Марион обернулась к месье Тео.
— Людоед? — недоверчиво переспросила она.
— Когда-нибудь я объясню тебе всё, чего ты пока не понимаешь, — ответил тот. — Только обещай, что ничего не скажешь своим дружкам. Кто-нибудь из этих сорванцов может от излишнего рвения всё испортить… Ну, во-первых, ты хоть представляешь, куда попала?
— Кажется, догадываюсь, — сказала Марион, смело глядя в лицо присутствующим.
Те разразились грубым смехом, но без всякой злобы. Марион покраснела.
— Ты сейчас находишься в своего рода приюте, каких не так уж много на свете, — добродушно объяснил месье Тео. — Я предоставляю кров людям, вышедшим из тюрьмы без гроша в кармане. Они у меня живут, я их кормлю, нахожу им какую-никакую работу, чтоб могли честно и достойно вернуться к нормальной жизни. Да-да, вот эти молодчики, которых ты тут видишь, в том числе и большой Сакко, ели хлеб Республики не один год, искупая грехи молодости.
Марион широко раскрытыми глазами по-новому всматривалась в лица подопечных месье Тео.
Её разбирало любопытство — за что же они попали в тюрьму? Большой Сакко стоял прямо перед ней и хмуро глядел исподлобья.

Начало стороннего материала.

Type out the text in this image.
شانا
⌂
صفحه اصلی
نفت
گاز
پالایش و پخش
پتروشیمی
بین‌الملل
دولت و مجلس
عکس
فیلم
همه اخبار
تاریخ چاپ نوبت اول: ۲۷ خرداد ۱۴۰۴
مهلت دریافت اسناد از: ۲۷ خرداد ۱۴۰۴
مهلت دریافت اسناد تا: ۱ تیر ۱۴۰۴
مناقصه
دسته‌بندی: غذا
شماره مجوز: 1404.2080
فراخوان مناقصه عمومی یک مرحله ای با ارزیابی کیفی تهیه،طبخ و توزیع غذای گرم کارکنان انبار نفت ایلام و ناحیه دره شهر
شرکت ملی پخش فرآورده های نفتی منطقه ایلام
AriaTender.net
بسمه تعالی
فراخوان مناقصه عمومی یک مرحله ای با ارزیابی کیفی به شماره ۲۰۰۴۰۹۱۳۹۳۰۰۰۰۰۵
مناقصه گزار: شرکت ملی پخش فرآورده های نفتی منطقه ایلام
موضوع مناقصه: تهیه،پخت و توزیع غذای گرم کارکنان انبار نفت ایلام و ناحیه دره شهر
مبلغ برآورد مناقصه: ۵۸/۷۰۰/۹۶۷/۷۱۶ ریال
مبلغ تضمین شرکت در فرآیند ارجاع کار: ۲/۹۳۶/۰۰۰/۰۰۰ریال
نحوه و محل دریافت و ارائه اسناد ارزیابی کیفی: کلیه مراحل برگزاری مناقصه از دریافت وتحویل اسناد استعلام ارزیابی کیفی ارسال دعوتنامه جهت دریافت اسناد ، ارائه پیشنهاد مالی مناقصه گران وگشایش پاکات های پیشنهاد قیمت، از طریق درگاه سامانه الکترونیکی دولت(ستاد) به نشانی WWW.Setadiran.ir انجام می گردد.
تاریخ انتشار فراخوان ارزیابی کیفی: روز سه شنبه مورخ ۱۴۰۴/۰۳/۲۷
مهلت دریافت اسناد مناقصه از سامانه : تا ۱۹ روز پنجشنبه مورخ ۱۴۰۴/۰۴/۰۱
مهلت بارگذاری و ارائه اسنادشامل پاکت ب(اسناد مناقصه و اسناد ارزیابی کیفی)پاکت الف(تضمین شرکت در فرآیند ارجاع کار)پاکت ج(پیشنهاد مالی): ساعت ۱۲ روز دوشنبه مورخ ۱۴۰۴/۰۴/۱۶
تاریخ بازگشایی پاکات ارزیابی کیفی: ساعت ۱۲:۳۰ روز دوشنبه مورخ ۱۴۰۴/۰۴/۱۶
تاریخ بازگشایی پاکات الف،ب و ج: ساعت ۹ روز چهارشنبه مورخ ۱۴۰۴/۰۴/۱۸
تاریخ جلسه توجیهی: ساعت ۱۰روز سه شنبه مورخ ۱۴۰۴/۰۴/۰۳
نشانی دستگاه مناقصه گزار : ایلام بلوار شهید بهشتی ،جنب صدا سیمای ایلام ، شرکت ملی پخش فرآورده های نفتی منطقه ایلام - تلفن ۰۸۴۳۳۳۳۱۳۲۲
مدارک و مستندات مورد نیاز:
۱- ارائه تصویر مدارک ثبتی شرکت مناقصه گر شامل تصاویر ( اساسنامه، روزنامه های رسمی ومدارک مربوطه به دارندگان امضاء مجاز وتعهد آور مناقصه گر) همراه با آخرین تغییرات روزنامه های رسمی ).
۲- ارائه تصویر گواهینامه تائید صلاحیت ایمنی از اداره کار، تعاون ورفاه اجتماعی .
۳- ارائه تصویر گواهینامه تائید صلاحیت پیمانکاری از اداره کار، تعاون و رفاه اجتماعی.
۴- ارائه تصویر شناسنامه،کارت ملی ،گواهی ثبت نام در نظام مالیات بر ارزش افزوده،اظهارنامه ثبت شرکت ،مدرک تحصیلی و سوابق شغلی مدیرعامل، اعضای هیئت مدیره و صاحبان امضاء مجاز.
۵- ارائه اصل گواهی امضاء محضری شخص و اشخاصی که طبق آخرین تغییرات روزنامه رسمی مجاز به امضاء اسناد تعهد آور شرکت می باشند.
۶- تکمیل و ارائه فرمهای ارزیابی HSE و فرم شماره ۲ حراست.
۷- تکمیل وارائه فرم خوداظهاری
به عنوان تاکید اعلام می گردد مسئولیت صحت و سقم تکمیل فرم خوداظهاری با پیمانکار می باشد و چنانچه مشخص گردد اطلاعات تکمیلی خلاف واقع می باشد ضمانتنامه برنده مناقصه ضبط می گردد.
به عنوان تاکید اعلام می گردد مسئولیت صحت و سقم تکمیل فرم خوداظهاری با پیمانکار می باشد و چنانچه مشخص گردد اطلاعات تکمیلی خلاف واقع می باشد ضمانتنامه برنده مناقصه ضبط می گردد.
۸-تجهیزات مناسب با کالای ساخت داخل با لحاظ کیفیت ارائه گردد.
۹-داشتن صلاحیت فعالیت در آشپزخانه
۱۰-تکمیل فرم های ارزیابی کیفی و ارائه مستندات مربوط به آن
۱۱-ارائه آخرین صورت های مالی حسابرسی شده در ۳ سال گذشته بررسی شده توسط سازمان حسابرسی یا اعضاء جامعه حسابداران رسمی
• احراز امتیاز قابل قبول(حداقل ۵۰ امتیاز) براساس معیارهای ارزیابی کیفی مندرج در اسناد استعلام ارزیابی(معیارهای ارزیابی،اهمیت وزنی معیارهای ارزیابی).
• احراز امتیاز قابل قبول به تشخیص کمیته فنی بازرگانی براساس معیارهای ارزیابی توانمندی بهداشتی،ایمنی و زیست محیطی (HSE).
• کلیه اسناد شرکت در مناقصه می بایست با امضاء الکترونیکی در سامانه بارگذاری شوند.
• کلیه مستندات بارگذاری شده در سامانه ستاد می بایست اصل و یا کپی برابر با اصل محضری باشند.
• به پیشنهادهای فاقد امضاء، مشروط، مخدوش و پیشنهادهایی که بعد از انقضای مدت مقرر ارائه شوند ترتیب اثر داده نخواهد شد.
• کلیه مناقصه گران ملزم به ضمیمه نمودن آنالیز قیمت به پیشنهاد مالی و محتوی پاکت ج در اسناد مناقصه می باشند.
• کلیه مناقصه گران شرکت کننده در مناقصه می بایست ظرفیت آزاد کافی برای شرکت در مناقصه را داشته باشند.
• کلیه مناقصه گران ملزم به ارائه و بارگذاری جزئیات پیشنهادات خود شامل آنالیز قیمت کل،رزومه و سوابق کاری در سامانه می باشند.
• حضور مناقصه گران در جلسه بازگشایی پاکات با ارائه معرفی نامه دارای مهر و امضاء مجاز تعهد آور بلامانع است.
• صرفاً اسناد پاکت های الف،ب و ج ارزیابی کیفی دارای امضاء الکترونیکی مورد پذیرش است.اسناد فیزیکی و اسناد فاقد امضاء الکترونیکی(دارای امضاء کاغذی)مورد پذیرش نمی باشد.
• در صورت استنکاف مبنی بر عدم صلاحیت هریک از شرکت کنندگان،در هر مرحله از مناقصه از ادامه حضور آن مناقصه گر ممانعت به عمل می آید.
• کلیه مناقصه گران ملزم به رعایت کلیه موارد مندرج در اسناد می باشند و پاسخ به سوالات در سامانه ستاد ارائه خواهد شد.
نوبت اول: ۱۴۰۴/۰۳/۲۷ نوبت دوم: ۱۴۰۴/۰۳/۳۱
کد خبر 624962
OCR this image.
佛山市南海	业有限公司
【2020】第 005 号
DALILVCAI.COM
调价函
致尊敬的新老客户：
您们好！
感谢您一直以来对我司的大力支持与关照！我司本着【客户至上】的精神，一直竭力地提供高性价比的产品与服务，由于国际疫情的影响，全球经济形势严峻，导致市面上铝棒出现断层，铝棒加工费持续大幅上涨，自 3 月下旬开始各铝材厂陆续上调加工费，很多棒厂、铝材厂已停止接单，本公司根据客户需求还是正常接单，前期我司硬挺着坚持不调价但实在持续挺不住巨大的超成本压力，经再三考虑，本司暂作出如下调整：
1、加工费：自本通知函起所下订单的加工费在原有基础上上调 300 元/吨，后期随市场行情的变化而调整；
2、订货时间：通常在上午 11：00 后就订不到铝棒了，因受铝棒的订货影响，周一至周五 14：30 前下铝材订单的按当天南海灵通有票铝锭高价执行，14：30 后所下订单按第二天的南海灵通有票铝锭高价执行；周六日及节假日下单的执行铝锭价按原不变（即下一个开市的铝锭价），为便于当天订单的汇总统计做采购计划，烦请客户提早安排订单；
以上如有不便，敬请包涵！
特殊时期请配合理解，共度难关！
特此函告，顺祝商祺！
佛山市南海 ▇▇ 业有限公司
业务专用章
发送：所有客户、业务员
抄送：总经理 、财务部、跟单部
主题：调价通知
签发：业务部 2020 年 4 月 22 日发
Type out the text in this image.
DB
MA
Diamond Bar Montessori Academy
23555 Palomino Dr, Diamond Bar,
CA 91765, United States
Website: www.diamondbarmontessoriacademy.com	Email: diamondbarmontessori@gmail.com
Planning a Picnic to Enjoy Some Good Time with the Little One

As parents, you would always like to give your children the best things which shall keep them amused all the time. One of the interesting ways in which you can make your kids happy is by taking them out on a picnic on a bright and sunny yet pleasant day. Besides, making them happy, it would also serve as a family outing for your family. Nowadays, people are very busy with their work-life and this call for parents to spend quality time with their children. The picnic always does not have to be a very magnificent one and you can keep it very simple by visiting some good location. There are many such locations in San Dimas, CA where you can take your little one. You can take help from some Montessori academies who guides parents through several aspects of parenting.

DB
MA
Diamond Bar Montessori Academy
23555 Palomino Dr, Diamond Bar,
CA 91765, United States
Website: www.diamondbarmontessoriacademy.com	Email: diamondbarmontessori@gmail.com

Он догадался, какой вопрос вертится на языке у гостьи, и внезапно покраснел до ушей, изрядно развеселив этим своих товарищей. Те были не столь чувствительны и выдержали вопрошающий взгляд Марион, глазом не моргнув.
Месье Тео рассмеялся.
— Ничего, не смущайся, — сказал он девочке. — Можешь исповедовать их всех подряд, если тебя интересует, чем они провинились. Не обольщайся только: ничего увлекательного в их историях нет. Есть тысяча способов совершать дурные поступки и тысяча способов на этом попадаться, но в сущности всё сводится к обыкновенной глупости, потому что разумный человек не станет рисковать свободой ради кошелька.
Марион призадумалась. Все эти люди смотрели на неё так дружелюбно — ей не хотелось нарушать возникшую доверительную атмосферу, заставляя их вспоминать то, чего они стыдились. Она, улыбнувшись, потупилась.